J’ai trouvé les cartes, le vieil homme, le train et la voiture, à mi-chemin du récent livre de Philip Pullman, The Secret Commonwealth, que j’ai lu à Noël. The Secret Commonwealth est la dernière entrée de la série Book of Dust de Pullman, une collection de romans fantastiques qui poursuivent le récit commencé avec la trilogie His Dark Materials. Et en tant que tels, ces livres sont remplis de merveilles, des démons animaux avec lesquels chaque humain partage sa vie, à l’aléthiomètre de Lyra, une sorte d’engin de montre de poche qui permet à Lyra de découvrir la vérité sur les choses en interprétant des symboles. J’ai supposé que les Myrioramas étaient, comme l’aléthiomètre, une invention de Pullman. Ils sont d’une belle vanité, superficiellement banals et pourtant discrètement magiques dans leur façon transparente de s’emboîter dans des arrangements sans fin. Et puis il y a ce nom, sûrement fait pour les longues boucles, les arcs et les arcs de l’impression Art nouveau. Une étrange boutique dans une ruelle oubliée, une enseigne sous terre: Myrioramas!
Quoi qu’il en soit, peu de temps après avoir terminé le livre, je suis allé en ligne pour voir si des fans de Pullman avaient créé leurs propres Myrioramas. Et c’est là que j’ai découvert que les gens les fabriquaient depuis deux cents ans. Les myrioramas sont réels.
Ils ne sont pas seulement réels, vous pouvez les acheter sur Internet. La semaine dernière, j’ai donc reçu deux packs de Myrioramas modernes, l’un appelé The Hollow Woods et l’autre appelé The Mystery Mansion. Ils viennent tous les deux dans de drôles de petites boîtes en carton faites pour ressembler à des livres cartonnés, et ils sont à la fois plus grands et plus grands que les cartes à jouer normales. Si vous avez fait sauter des cartes à jouer jusqu’à cette taille, Pullman a raison, bien sûr – ils aurait être plus étroit.
Je soupçonne que les Myrioramas ont eu de nombreuses utilisations au fil des ans. Mes deux packs sont vendus comme une sorte d’aides à la créativité – des accessoires pour vous préparer à raconter une histoire. Les deux sont livrés avec une variété de façons de les jouer, mais la manière que j’ai choisie jusqu’à présent a été la plus simple et la plus proche de Pullman – retournez cinq cartes et trouvez une histoire.
The Hollow Woods est peut-être le plus simple – bien qu’avec Myrioramas ce ne soit pas très simple du tout.

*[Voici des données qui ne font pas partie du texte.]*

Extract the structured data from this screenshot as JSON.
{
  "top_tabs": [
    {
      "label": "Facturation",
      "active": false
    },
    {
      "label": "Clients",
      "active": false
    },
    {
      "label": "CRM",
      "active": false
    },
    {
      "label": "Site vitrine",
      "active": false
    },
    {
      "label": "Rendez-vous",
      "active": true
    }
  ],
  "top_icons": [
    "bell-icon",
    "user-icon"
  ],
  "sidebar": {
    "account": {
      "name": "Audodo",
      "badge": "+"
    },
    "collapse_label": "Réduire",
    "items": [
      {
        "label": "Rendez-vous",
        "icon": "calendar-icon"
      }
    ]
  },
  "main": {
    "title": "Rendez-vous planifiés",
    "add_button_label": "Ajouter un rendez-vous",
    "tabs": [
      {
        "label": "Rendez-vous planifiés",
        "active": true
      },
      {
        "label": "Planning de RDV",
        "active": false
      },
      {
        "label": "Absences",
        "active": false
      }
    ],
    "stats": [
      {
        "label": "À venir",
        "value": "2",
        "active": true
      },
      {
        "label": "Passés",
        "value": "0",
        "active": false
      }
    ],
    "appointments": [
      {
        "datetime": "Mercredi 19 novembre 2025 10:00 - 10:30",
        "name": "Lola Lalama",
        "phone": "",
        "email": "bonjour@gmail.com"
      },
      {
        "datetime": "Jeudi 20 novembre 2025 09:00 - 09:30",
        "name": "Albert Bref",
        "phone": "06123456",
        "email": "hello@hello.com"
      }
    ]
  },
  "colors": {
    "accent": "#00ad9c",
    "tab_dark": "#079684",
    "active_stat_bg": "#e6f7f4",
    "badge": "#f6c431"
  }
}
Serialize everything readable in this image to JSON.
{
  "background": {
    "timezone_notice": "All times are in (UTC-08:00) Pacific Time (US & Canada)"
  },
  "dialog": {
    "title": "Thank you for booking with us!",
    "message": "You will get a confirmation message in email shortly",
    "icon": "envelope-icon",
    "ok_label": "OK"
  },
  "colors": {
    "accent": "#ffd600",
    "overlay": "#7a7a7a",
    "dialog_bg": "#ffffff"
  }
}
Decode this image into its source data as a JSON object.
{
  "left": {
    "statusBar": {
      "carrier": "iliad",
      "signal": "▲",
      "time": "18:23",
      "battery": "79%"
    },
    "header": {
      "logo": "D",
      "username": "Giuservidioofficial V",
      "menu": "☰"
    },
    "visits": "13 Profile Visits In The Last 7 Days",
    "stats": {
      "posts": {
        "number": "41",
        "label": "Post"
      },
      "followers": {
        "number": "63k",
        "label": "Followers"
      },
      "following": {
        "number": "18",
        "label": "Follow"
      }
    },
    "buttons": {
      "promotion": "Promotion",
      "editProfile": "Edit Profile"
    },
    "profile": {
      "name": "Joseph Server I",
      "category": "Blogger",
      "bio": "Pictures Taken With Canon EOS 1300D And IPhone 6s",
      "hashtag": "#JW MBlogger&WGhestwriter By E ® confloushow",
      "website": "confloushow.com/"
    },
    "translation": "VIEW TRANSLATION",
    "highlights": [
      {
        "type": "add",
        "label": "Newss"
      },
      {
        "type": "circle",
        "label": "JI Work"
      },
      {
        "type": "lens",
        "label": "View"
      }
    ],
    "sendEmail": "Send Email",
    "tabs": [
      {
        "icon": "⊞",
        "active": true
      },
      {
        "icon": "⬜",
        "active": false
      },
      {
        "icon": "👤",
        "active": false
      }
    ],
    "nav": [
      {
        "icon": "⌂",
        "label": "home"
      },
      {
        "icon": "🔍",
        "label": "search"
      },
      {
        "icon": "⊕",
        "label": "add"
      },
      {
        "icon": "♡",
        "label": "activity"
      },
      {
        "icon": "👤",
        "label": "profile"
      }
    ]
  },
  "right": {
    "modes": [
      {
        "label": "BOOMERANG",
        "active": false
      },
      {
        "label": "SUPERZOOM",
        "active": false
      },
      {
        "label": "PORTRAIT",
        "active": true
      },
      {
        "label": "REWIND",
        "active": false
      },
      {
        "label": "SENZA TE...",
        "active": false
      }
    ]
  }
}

Il y a quelque chose du cycle Mythago dans ces bois – une ancienne force surnaturelle qui évoque des archétypes hors des fougères. En jouant un peu avec les cartes, il était très clair à quel point le style artistique d’un deck influe sur le type d’histoire qu’il crée. The Hollow Woods est un monde livré en minces lignes de plume noires, une sorte de suie qui s’infiltre dans les zones sombres où l’encre s’épaissit. Les dos des cartes ont des épines enchevêtrées, qui, avec brio, se clipsent toutes ensemble, suggérant des histoires dans lesquelles le progrès est durement gagné et vous laisse couvert de rayures. Et en retournant les cartes, je vois des chevaliers, des licornes et des coffres au trésor, mais aussi des complications infinies – un loup-garou, des marches menant dans un labyrinthe, un gobelin considérant un miroir fissuré, une main géante descendant du ciel.
Lecteur, j’ai régulièrement omis de faire beaucoup de ces histoires, tel est mon cerveau d’âge moyen ossifié. Mais cette main géante m’a rappelé un excellent conseil d’écriture de Steven E. de Souza, l’un des écrivains de Die Hard. Disons qu’il écrivait un western. Il prenait un tas de fiches et sur chacune d’elles il écrivait quelque chose à voir avec un western – un bar, un vol, un train. Mais sur quelques cartes, il écrivait quelque chose d’étrange. Sur l’un, il pourrait écrire « poulpe ». Ensuite, il transportait les cartes dans sa poche et les mélangeait au quotidien. Un western de la bande assez traditionnelle, mais avec la chance pour une pieuvre de se présenter et de surprendre tout le monde – pour surprendre le conteur!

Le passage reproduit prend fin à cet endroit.